Non-Literal Text Reuse in Historical Texts: An Approach to Identify Reuse Transformations and its Application to Bible Reuse

Maria Moritz¹, Andreas Wiederhold², Barbara Pavlek³, Yuri Bizzoni⁴, Marco Büchler²
¹Georg-August-University Göttingen, ²University of Göttingen, ³Max Planck Institute for the Science of Human History, ⁴University of Gothenburg

Abstract

Text reuse refers to citing, copying or alluding text excerpts from a text resource to a new context. While detecting reuse in contemporary languages is well supported—given extensive research, techniques, and corpora— automatically detecting historical text reuse is much more difficult.
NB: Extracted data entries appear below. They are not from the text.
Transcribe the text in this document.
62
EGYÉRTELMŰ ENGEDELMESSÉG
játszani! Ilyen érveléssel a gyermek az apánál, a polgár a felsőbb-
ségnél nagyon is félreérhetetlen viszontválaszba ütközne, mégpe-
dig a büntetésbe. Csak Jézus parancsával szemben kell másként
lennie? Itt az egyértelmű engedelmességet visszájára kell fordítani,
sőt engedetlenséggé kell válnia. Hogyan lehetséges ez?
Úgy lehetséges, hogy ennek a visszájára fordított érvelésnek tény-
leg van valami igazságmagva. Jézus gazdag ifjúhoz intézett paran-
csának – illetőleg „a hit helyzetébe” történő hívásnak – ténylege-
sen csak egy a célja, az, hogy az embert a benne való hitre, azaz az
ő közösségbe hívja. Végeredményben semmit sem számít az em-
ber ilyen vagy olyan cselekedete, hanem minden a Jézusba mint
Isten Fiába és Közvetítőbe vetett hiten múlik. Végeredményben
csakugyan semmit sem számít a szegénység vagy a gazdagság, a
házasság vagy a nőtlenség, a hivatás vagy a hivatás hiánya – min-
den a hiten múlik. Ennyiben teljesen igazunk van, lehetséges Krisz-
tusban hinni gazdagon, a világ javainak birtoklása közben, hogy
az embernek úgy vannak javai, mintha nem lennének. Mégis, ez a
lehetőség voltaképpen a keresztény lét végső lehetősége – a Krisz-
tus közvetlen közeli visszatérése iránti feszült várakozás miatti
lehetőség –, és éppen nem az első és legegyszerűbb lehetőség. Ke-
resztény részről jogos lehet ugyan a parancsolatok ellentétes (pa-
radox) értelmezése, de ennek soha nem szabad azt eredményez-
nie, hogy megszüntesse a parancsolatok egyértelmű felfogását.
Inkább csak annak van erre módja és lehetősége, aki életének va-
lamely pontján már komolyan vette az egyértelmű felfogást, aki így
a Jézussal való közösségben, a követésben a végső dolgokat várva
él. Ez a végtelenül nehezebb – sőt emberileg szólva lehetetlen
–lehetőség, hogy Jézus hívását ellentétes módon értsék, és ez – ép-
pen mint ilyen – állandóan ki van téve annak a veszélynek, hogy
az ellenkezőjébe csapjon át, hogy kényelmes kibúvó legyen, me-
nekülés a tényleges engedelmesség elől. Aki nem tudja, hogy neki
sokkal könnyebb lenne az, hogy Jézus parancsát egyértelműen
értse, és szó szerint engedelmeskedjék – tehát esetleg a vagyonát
Corpora of historical languages are less documented and often encompass various genres, linguistic varieties, and topics. In fact, historical text reuse detection is much less understood and empirical studies are necessary to enable and improve its automation. We present a linguistic analysis of text reuse in two ancient data sets. We contribute an automated approach to analyze how an original text was transformed into its reuse, taking linguistic resources into account to understand how they help characterizing the transformation. It is complemented by a manual analysis of a subset of the reuse. Our results show the limitations of approaches focusing on literal reuse detection. Yet, linguistic resources can effectively support understanding the non-literal text reuse transformation process. Our results support practitioners and researchers working on understanding and detecting historical reuse.